こうした中、伊藤環境大臣は16日の閣議後の記者会見で「絶滅の恐れのある四国の個体群を除き、クマ類を指定管理鳥獣に指定した。クマ類の管理を強化し、被害防止を図って国民の安全安心を確保していく」と述べ、16日付けで省令を改正し、ヒグマなどのクマ類を指定管理鳥獣に追加したと明らかにしました。
これによって道や市町村がヒグマの対策を行う際、交付金の形で国から一定の支援が受けられるようになります。
国は、指定管理鳥獣となっているシカやイノシシの捕獲に対して財政支援を行っていますが、クマ類には、捕獲だけでなく人の生活圏での出没を抑制する対策や出没を想定した訓練への支援なども検討していて、ことし秋までには、自治体に支援を始められるよう調整を進めることにしています。
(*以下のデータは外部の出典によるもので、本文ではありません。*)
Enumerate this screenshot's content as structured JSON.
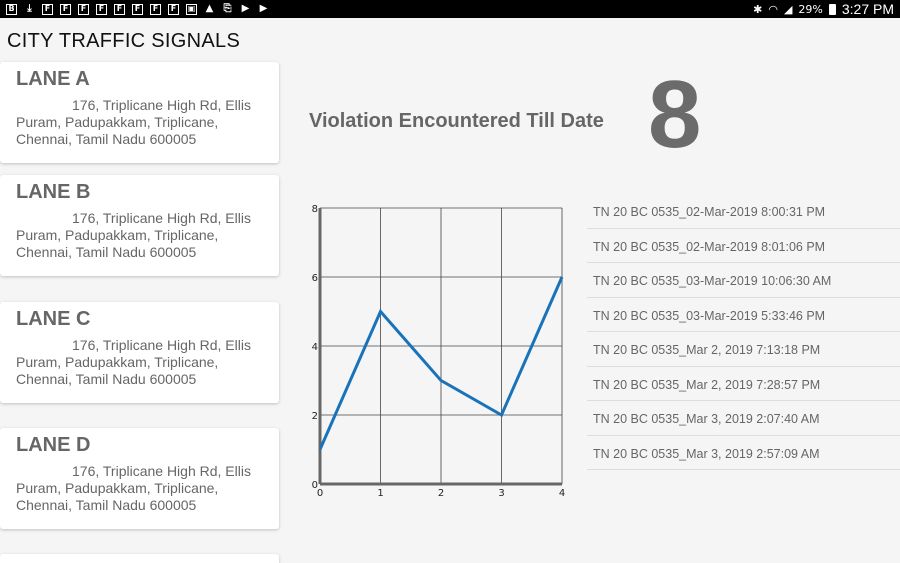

ヒグマなどのクマ類が指定管理鳥獣となったことについて、鈴木知事は、「クマ類への対策が大きく進展すると考えており、今後、地域の実情を踏まえた支援がなされるよう期待している。道としては、人とヒグマのあつれきの抑制に向け、国の支援を活用した対策を進めより実効性のあるヒグマ対策の充実・強化に取り組んでいく」とコメントしています。
【広尾町の担当者「ハンターの支援強化を」】
ヒグマなどのクマ類が指定管理鳥獣に追加されたことについて、対策に取り組む自治体からは「捕獲にあたるハンターの支援を強化してほしい」といった声があがりました。
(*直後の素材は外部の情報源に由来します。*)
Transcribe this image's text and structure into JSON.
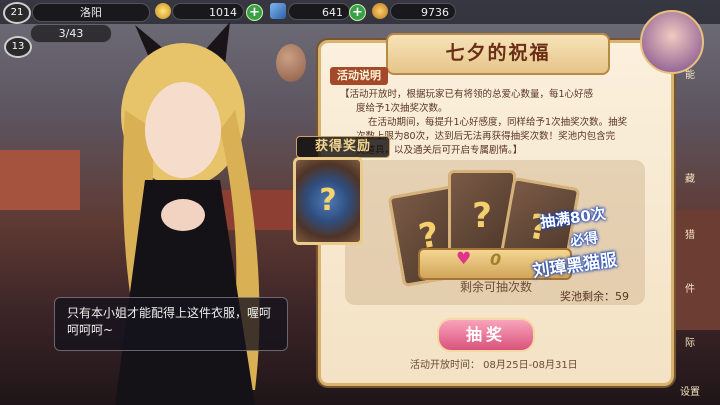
{
  "top_bar": {
    "level": "21",
    "city": "洛阳",
    "currency1": "1014",
    "currency2": "641",
    "currency3": "9736",
    "stamina": "3/43",
    "vip": "13"
  },
  "dialogue": {
    "text": "只有本小姐才能配得上这件衣服，喔呵呵呵呵~"
  },
  "event": {
    "title": "七夕的祝福",
    "rules_tag": "活动说明",
    "rule_line1": "【活动开放时，根据玩家已有将领的总爱心数量，每1心好感",
    "rule_line2": "度给予1次抽奖次数。",
    "rule_line3": "在活动期间，每提升1心好感度，同样给予1次抽奖次数。抽奖",
    "rule_line4": "次数上限为80次，达到后无法再获得抽奖次数！奖池内包含完",
    "rule_line5": "美道具，以及通关后可开启专属剧情。】",
    "remaining_count": "0",
    "remaining_label": "剩余可抽次数",
    "promo_line1": "抽满80次",
    "promo_line2": "必得",
    "promo_line3": "刘璋黑猫服",
    "pool_label": "奖池剩余：59",
    "draw_button": "抽奖",
    "period": "活动开放时间：  08月25日-08月31日"
  },
  "reward_popup": {
    "title": "获得奖励"
  },
  "side_menu": {
    "item1": "能",
    "item2": "藏",
    "item3": "猎",
    "item4": "件",
    "item5": "际",
    "item6": "设置"
  },
  "icons": {
    "plus": "plus-icon",
    "coin": "gold-coin-icon",
    "card": "question-card-icon",
    "heart": "heart-icon"
  },
  "colors": {
    "panel_bg": "#f7e8cc",
    "accent": "#a44a2a",
    "button_pink": "#e46d92",
    "plus_green": "#3aa048"
  }
}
日高山脈のふもとに位置する十勝の広尾町では、住宅から1キロ以内の地点にヒグマが出没するケースも出ていて、去年は31頭のヒグマを駆除しました。
町ではヒグマを駆除した場合、奨励金として1頭につき、国からの分も含めて2万8000円を支給していますが、指定管理鳥獣の追加をきっかけに捕獲実績の向上や人材確保の観点などから、さらなる支援の拡充を求めています。
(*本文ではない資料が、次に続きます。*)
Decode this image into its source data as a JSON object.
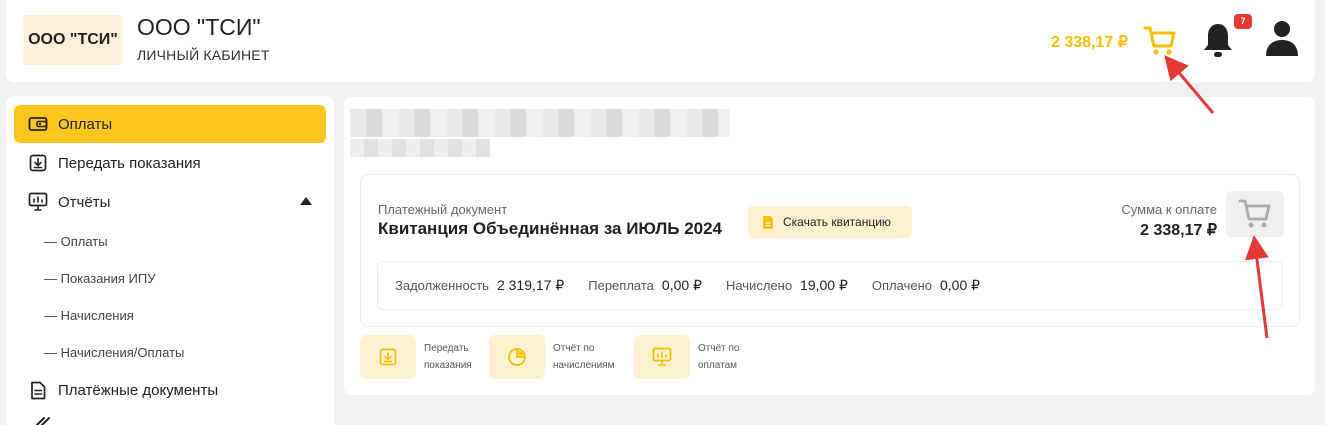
{
  "header": {
    "logo_text": "ООО \"ТСИ\"",
    "org_name": "ООО \"ТСИ\"",
    "org_subtitle": "ЛИЧНЫЙ КАБИНЕТ",
    "cart_amount": "2 338,17 ₽",
    "notifications_count": "7",
    "icons": [
      "cart-icon",
      "bell-icon",
      "user-icon"
    ]
  },
  "sidebar": {
    "items": [
      {
        "label": "Оплаты",
        "icon": "wallet-icon",
        "active": true
      },
      {
        "label": "Передать показания",
        "icon": "download-box-icon"
      },
      {
        "label": "Отчёты",
        "icon": "presentation-icon",
        "expanded": true
      },
      {
        "label": "Платёжные документы",
        "icon": "document-icon"
      }
    ],
    "report_subitems": [
      "— Оплаты",
      "— Показания ИПУ",
      "— Начисления",
      "— Начисления/Оплаты"
    ]
  },
  "payment": {
    "doc_label": "Платежный документ",
    "doc_title": "Квитанция Объединённая за ИЮЛЬ 2024",
    "download_button": "Скачать квитанцию",
    "sum_label": "Сумма к оплате",
    "sum_value": "2 338,17 ₽",
    "summary": [
      {
        "key": "Задолженность",
        "value": "2 319,17 ₽"
      },
      {
        "key": "Переплата",
        "value": "0,00 ₽"
      },
      {
        "key": "Начислено",
        "value": "19,00 ₽"
      },
      {
        "key": "Оплачено",
        "value": "0,00 ₽"
      }
    ]
  },
  "actions": [
    {
      "line1": "Передать",
      "line2": "показания",
      "icon": "download-box-icon"
    },
    {
      "line1": "Отчёт по",
      "line2": "начислениям",
      "icon": "pie-chart-icon"
    },
    {
      "line1": "Отчёт по",
      "line2": "оплатам",
      "icon": "presentation-icon"
    }
  ],
  "colors": {
    "accent": "#fdc71e",
    "accent_light": "#fdf1d0",
    "amount_yellow": "#f5c000",
    "annotation_red": "#e53935"
  }
}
広尾町農林課の矢作祐太主査は「ヒグマがいつ市街地に出てきてもおかしくない状況になっている。ヒグマの捕獲には危険が伴うので、ハンターに支払う奨励金への支援を強化し、ヒグマによる被害の抑制につながってほしい」と話していました。
【十勝の猟友会は「対策のメニュー増える」】
ヒグマなどのクマ類が指定管理鳥獣に追加されたことについて、十勝地方の猟友会でつくる「猟友十勝連絡協議会」の沖慶一郎相談役は、これまで、ヒグマが保護の対象だったために追い払いなどの対策が中心だった点に触れ、「今後は害獣として駆除していけるようになると思う。対策を講じるためのメニューが増えると思うので、ここからがヒグマ対策のスタート地点になると思う」と述べました。
またヒグマにハンターが発砲する際も、警察が許可を出すまで長い時間がかかっていたことについても、沖相談役は「今回の追加で、発砲の判断が速やかに行われることも期待したい」と述べました。
今回、クマ類が指定管理鳥獣に追加されたことで、ヒグマの捕獲が国の交付金の対象となることについては「ヒグマの捕獲は経費がかかるので、ハンターが交付金を受け取れるようにしてほしい」と話しました。